Avoiding the Pitfalls of investment in AI

Companies are on the verge of wasting billions on AI, driven by the hype surrounding the technology. This trend is reminiscent of the excitement that surrounded other big technology waves such as search, social, and mobile, which had a wide and lasting impact, but also virtual reality (VR) and crypto, which had a more limited impact.

The rush to invest in AI is leading to a shotgun approach, resulting in a few huge hits and many misses. The same dynamic that drives venture capitalists (VCs) to invest also drives companies’ leadership to greenlight investments in AI that are optimistic at best, and more often misplaced hope and adventures.

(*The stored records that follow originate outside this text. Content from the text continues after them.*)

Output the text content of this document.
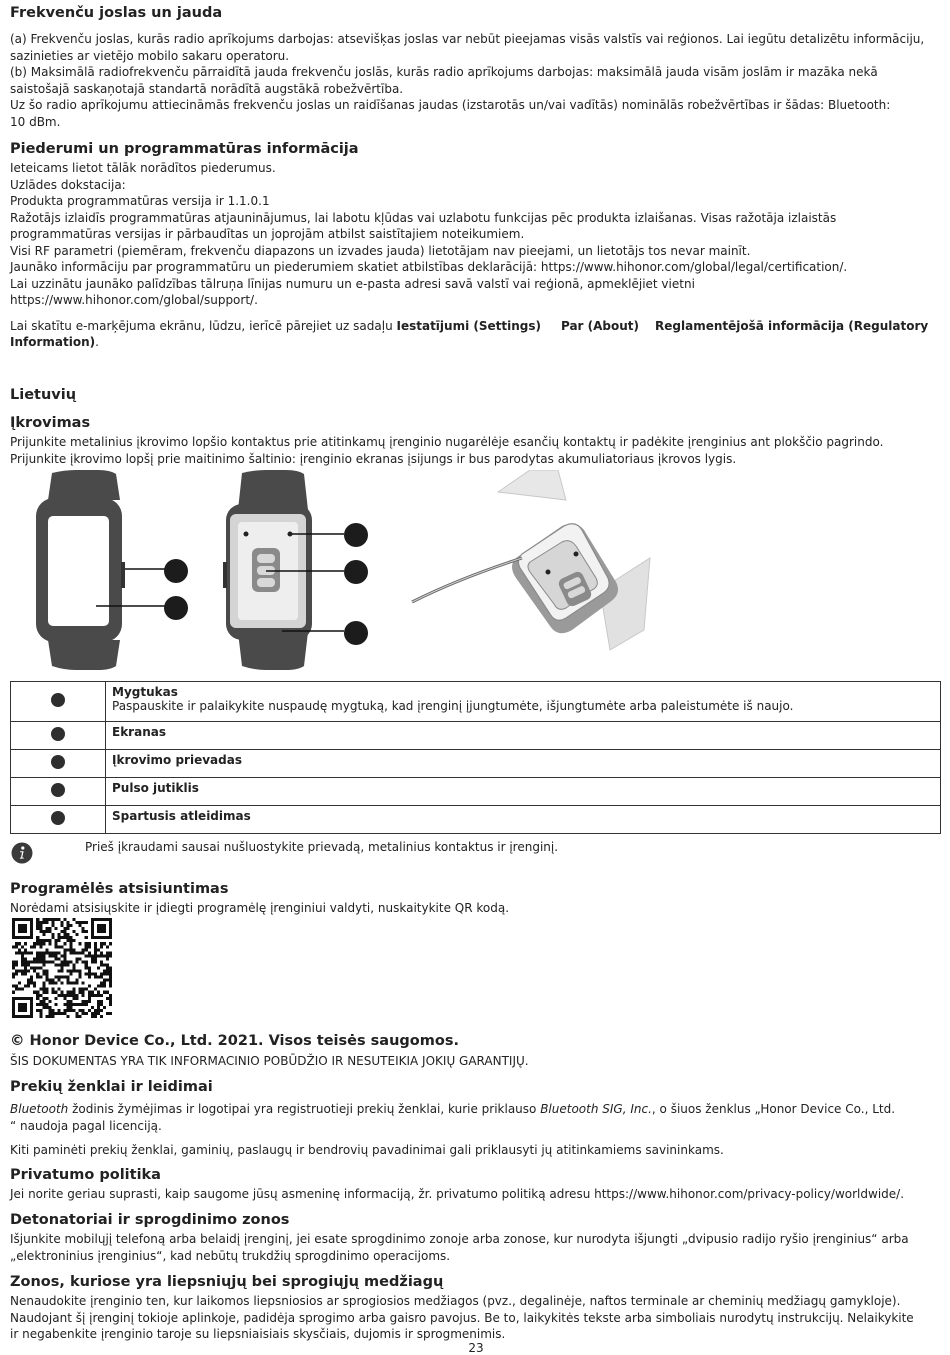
Frekvenču joslas un jauda

(a) Frekvenču joslas, kurās radio aprīkojums darbojas: atsevišķas joslas var nebūt pieejamas visās valstīs vai reģionos. Lai iegūtu detalizētu informāciju,

sazinieties ar vietējo mobilo sakaru operatoru.

(b) Maksimālā radiofrekvenču pārraidītā jauda frekvenču joslās, kurās radio aprīkojums darbojas: maksimālā jauda visām joslām ir mazāka nekā

saistošajā saskaņotajā standartā norādītā augstākā robežvērtība.

Uz šo radio aprīkojumu attiecināmās frekvenču joslas un raidīšanas jaudas (izstarotās un/vai vadītās) nominālās robežvērtības ir šādas: Bluetooth:

10 dBm.

Piederumi un programmatūras informācija

Ieteicams lietot tālāk norādītos piederumus.

Uzlādes dokstacija:

Produkta programmatūras versija ir 1.1.0.1

Ražotājs izlaidīs programmatūras atjauninājumus, lai labotu kļūdas vai uzlabotu funkcijas pēc produkta izlaišanas. Visas ražotāja izlaistās

programmatūras versijas ir pārbaudītas un joprojām atbilst saistītajiem noteikumiem.

Visi RF parametri (piemēram, frekvenču diapazons un izvades jauda) lietotājam nav pieejami, un lietotājs tos nevar mainīt.

Jaunāko informāciju par programmatūru un piederumiem skatiet atbilstības deklarācijā: https://www.hihonor.com/global/legal/certification/.

Lai uzzinātu jaunāko palīdzības tālruņa līnijas numuru un e-pasta adresi savā valstī vai reģionā, apmeklējiet vietni

https://www.hihonor.com/global/support/.

Lai skatītu e-marķējuma ekrānu, lūdzu, ierīcē pārejiet uz sadaļu Iestatījumi (Settings) Par (About) Reglamentējošā informācija (Regulatory
Information).

Lietuvių
Įkrovimas

Prijunkite metalinius įkrovimo lopšio kontaktus prie atitinkamų įrenginio nugarėlėje esančių kontaktų ir padėkite įrenginius ant plokščio pagrindo.

Prijunkite įkrovimo lopšį prie maitinimo šaltinio: įrenginio ekranas įsijungs ir bus parodytas akumuliatoriaus įkrovos lygis.

	Mygtukas
Paspauskite ir palaikykite nuspaudę mygtuką, kad įrenginį įjungtumėte, išjungtumėte arba paleistumėte iš naujo.

	Ekranas

	Įkrovimo prievadas

	Pulso jutiklis

	Spartusis atleidimas

Prieš įkraudami sausai nušluostykite prievadą, metalinius kontaktus ir įrenginį.

Programėlės atsisiuntimas

Norėdami atsisiųskite ir įdiegti programėlę įrenginiui valdyti, nuskaitykite QR kodą.

© Honor Device Co., Ltd. 2021. Visos teisės saugomos.

ŠIS DOKUMENTAS YRA TIK INFORMACINIO POBŪDŽIO IR NESUTEIKIA JOKIŲ GARANTIJŲ.

Prekių ženklai ir leidimai

Bluetooth žodinis žymėjimas ir logotipai yra registruotieji prekių ženklai, kurie priklauso Bluetooth SIG, Inc., o šiuos ženklus „Honor Device Co., Ltd.
“ naudoja pagal licenciją.

Kiti paminėti prekių ženklai, gaminių, paslaugų ir bendrovių pavadinimai gali priklausyti jų atitinkamiems savininkams.

Privatumo politika

Jei norite geriau suprasti, kaip saugome jūsų asmeninę informaciją, žr. privatumo politiką adresu https://www.hihonor.com/privacy-policy/worldwide/.

Detonatoriai ir sprogdinimo zonos

Išjunkite mobilųjį telefoną arba belaidį įrenginį, jei esate sprogdinimo zonoje arba zonose, kur nurodyta išjungti „dvipusio radijo ryšio įrenginius“ arba

„elektroninius įrenginius“, kad nebūtų trukdžių sprogdinimo operacijoms.

Zonos, kuriose yra liepsniųjų bei sprogiųjų medžiagų

Nenaudokite įrenginio ten, kur laikomos liepsniosios ar sprogiosios medžiagos (pvz., degalinėje, naftos terminale ar cheminių medžiagų gamykloje).

Naudojant šį įrenginį tokioje aplinkoje, padidėja sprogimo arba gaisro pavojus. Be to, laikykitės tekste arba simboliais nurodytų instrukcijų. Nelaikykite

ir negabenkite įrenginio taroje su liepsniaisiais skysčiais, dujomis ir sprogmenimis.

23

Large language models (LLMs) are a game-changing technology, and almost every enterprise company has some work going to leverage LLMs and AI. However, to avoid wasting spend on AI, companies should get clear-eyed about three things:

  1. Understand total cost over time: Look at the cost of the needed resources, today and over time, to sustain the project. Ten hours of work from your data science team often has 5X the engineering, DevOps, QA, product, and SysOps time buried underneath.
  2. Ask why someone else can’t do it: If the application of AI provides momentum in the products you already make, that bet is the easiest to make and scale.
  3. Make a few bets you’re willing to follow through: The simplest bets are the ones that better the business you are already in.

By understanding these factors, companies can cut out 80% of the wasted spend on AI. Despite the potential for AI to drive explosive economic growth, high confidence in this claim is currently unwarranted given the existing gaps in knowledge and understanding.